In our exercise, the eigenvalues \(\lambda = 1\) and \(\lambda = 2\) are significant because they help us determine the long-term behavior of solutions to the system \( \mathbf{x}^{\prime}=A \mathbf{x} \). The eigenvalue \(\lambda = 1\) has an algebraic multiplicity of 1, while \(\lambda = 2\) has an algebraic multiplicity of 3, which signifies the complexity and potential for multiple solutions related to this eigenvalue.

By identifying eigenvalues, we can predict the stability and type of behavior the system will exhibit, such as whether solutions will converge, diverge, or oscillate.
General Solution
The general solution of a differential equation is a combination of several particular solutions and is crucial for understanding the overall behavior of the system. In the given exercise, we are tasked with finding linearly independent solutions to express the general solution of the system \( \mathbf{x}^{\prime}=A \mathbf{x} \).

The general solution formula \(\mathbf{x}(t) = c_1 e^{1t}\mathbf{v_1} + c_2 e^{2t}\mathbf{v_2} + c_3 t e^{2t}\mathbf{v_3} + c_4 t^2 e^{2t}\mathbf{v_4}\) ,
tells us how the system behaves depending on initial conditions provided. This includes contributions from the exponential solutions given by eigenvectors and their associated eigenvalues, and from generalized eigenvectors due to the repeated eigenvalue \(\lambda=2\).

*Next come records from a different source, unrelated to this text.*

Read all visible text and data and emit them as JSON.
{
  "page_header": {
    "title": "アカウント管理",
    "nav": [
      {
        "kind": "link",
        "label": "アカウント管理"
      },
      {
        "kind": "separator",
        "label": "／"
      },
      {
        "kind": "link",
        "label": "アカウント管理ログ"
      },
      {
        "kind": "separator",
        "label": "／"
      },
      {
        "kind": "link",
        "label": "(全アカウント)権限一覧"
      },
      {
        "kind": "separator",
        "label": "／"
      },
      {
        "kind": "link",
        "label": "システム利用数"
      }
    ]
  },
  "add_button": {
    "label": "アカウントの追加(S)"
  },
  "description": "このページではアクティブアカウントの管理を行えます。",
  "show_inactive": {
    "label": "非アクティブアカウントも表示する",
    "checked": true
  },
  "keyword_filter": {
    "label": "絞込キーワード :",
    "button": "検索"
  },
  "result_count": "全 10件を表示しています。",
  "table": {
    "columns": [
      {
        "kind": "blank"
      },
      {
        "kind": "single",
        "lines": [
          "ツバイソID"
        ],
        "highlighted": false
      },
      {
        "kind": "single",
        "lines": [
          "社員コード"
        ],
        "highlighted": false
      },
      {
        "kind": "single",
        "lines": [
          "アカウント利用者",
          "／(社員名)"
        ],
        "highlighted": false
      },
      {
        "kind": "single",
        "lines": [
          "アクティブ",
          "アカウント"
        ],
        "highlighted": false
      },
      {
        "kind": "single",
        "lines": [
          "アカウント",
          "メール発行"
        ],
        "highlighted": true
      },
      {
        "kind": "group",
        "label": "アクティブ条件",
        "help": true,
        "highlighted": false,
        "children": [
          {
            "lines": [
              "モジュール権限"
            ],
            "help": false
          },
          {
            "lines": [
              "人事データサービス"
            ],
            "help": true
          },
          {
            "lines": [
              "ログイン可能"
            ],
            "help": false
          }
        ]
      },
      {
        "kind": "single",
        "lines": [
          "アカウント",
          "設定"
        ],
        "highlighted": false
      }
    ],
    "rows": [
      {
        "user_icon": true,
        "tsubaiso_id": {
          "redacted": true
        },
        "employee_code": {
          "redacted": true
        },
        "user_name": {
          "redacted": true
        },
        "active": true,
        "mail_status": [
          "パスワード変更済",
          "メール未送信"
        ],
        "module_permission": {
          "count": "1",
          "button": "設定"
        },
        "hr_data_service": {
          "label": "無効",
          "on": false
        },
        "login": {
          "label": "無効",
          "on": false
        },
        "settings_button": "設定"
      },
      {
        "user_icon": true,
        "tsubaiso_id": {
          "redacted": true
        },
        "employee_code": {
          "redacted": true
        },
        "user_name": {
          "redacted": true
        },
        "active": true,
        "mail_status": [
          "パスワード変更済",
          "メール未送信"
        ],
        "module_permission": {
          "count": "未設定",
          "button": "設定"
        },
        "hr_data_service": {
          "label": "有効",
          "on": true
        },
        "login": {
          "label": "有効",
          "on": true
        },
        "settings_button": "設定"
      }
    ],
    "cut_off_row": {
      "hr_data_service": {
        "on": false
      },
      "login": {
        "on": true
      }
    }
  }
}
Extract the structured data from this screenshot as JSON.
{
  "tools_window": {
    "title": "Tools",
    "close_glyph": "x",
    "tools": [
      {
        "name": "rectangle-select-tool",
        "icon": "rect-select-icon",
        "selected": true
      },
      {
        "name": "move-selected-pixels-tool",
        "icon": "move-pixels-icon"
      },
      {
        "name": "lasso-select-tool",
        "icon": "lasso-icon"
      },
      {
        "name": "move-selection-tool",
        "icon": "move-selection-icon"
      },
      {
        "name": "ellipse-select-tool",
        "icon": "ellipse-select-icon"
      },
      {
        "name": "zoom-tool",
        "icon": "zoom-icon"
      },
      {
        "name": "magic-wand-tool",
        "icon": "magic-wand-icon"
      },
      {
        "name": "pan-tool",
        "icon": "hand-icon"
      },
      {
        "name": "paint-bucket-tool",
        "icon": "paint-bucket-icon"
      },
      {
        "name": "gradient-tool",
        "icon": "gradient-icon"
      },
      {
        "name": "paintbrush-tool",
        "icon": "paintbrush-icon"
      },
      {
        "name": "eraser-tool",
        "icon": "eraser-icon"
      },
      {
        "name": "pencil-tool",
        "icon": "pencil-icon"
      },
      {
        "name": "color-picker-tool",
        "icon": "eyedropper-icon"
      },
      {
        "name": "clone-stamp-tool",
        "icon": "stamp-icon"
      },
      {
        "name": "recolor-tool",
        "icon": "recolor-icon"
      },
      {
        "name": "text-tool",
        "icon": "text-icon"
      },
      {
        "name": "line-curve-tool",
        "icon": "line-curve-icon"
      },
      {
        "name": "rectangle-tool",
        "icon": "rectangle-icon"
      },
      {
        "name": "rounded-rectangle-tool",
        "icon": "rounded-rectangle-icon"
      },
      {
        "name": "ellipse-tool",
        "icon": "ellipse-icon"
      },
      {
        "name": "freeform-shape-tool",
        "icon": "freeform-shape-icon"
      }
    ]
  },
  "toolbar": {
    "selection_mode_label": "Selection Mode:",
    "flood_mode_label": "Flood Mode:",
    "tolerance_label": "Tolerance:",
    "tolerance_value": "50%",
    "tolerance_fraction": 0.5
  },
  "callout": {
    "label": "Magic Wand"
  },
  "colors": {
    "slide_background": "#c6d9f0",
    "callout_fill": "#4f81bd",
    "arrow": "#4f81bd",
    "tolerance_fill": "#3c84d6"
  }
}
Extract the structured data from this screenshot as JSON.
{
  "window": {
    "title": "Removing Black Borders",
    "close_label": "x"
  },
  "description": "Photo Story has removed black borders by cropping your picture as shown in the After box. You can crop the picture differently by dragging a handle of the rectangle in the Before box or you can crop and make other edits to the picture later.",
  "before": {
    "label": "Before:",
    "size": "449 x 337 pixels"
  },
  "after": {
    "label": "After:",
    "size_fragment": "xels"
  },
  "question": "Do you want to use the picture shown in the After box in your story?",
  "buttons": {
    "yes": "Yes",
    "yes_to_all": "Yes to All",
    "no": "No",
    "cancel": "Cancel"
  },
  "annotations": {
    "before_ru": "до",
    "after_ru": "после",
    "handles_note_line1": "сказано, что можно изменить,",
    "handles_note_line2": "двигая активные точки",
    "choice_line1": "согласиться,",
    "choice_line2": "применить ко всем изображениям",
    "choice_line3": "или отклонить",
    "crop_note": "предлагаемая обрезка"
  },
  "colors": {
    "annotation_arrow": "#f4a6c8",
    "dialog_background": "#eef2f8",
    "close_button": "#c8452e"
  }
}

Each term represents different behaviors or modes of the system, such as exponential growth or decay, and the presence of terms with \(t\) and \(t^2\) indicate more complex interactions because of higher algebraic multiplicity. Understanding the general solution allows one to tailor this model to specific conditions by plugging in the initial values, leading to practical applications in predicting real-world systems.